Gas phase synthesis and reactivity of Agn+ and Ag(n-1)H+ cluster cations

Multi-stage mass spectrometry (MSn) on (M + Ag - H)x + Ag]+ precursor ions (where M = an amino acid such as glycine or N,N-dimethylglycine) results in the formation of stable silver (Ag3+, Ag5+ and Ag7+) and silver hydride (Ag2H+, Ag4H+ and Ag6H+) cluster cations in the gas phase. Deuterium labelling studies reveal that the source of the hydride can be either from the alpha carbon or from one of the heteroatoms. When M = glycine, the silver cyanide clusters Ag4CN+ and Ag5(H,C,N)+ are also observed.
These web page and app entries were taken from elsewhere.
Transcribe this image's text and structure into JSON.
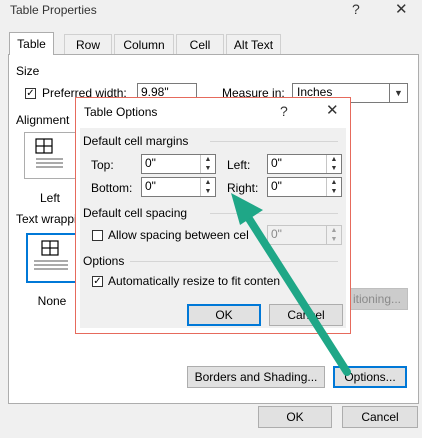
{
  "window": {
    "title": "Table Properties",
    "help_glyph": "?",
    "close_glyph": "✕"
  },
  "tabs": [
    {
      "label": "Table",
      "active": true
    },
    {
      "label": "Row",
      "active": false
    },
    {
      "label": "Column",
      "active": false
    },
    {
      "label": "Cell",
      "active": false
    },
    {
      "label": "Alt Text",
      "active": false
    }
  ],
  "size": {
    "group_label": "Size",
    "preferred_width_label": "Preferred width:",
    "preferred_width_checked": true,
    "preferred_width_value": "9.98\"",
    "measure_in_label": "Measure in:",
    "measure_in_value": "Inches"
  },
  "alignment": {
    "group_label": "Alignment",
    "left_label": "Left"
  },
  "text_wrapping": {
    "group_label": "Text wrapping",
    "visible_label": "Text wrappi",
    "none_label": "None"
  },
  "buttons": {
    "positioning": "Positioning...",
    "positioning_visible": "itioning...",
    "borders": "Borders and Shading...",
    "options": "Options...",
    "ok": "OK",
    "cancel": "Cancel"
  },
  "table_options": {
    "title": "Table Options",
    "help_glyph": "?",
    "close_glyph": "✕",
    "default_cell_margins_label": "Default cell margins",
    "top_label": "Top:",
    "top_value": "0\"",
    "bottom_label": "Bottom:",
    "bottom_value": "0\"",
    "left_label": "Left:",
    "left_value": "0\"",
    "right_label": "Right:",
    "right_value": "0\"",
    "default_cell_spacing_label": "Default cell spacing",
    "allow_spacing_label": "Allow spacing between cells",
    "allow_spacing_visible": "Allow spacing between cel",
    "allow_spacing_checked": false,
    "spacing_value": "0\"",
    "options_label": "Options",
    "auto_resize_label": "Automatically resize to fit contents",
    "auto_resize_visible": "Automatically resize to fit conten",
    "auto_resize_checked": true,
    "ok_label": "OK",
    "cancel_label": "Cancel",
    "cancel_visible": "Cancel"
  },
  "annotation": {
    "arrow_color": "#1fa787"
  }
}
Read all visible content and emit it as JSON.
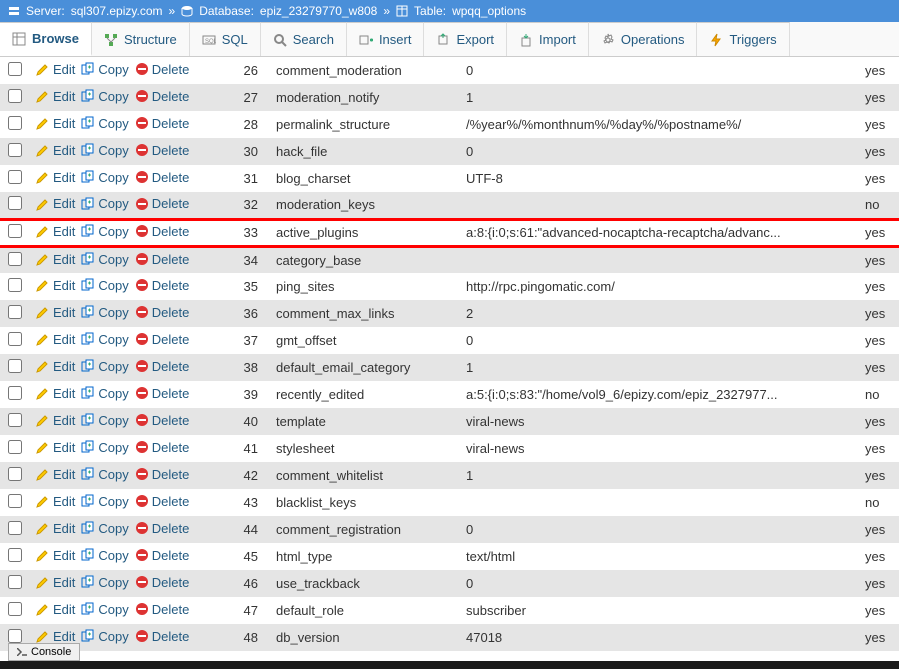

Collision induced dissociation (CID) and DFT calculations were carried out on each of these clusters to shed some light on their possible structures. CID of the Agn+ and Ag(n-1)H+ clusters generally results in the formation of the same Ag(n-2)+ product ions via the loss of Ag2 and AgH respectively. DFT calculations also reveal that the Agn+ and Ag(n-1)H+ clusters have similar structural features and that the Ag(n-1)H+ clusters are only slightly less stable than their all silver counterparts. In addition, Agn+ and Ag(n-1)H+ clusters react with 2-propanol and 2-butylamine via similar pathways, with multiple ligand addition occurring and a coupled deamination-dehydration reaction occurring upon condensation of a third (for Ag2H+) or a fourth (for all other silver clusters) 2-butylamine molecule onto the clusters. Taken together, these results suggest that the Agn+ and Ag(n-1)H+ clusters are structurally related via the replacement of a silver atom with a hydrogen atom. This replacement does not dramatically alter the cluster stability or its unimolecular or bimolecular chemistry with the 2-propanol and 2-butylamine reagents.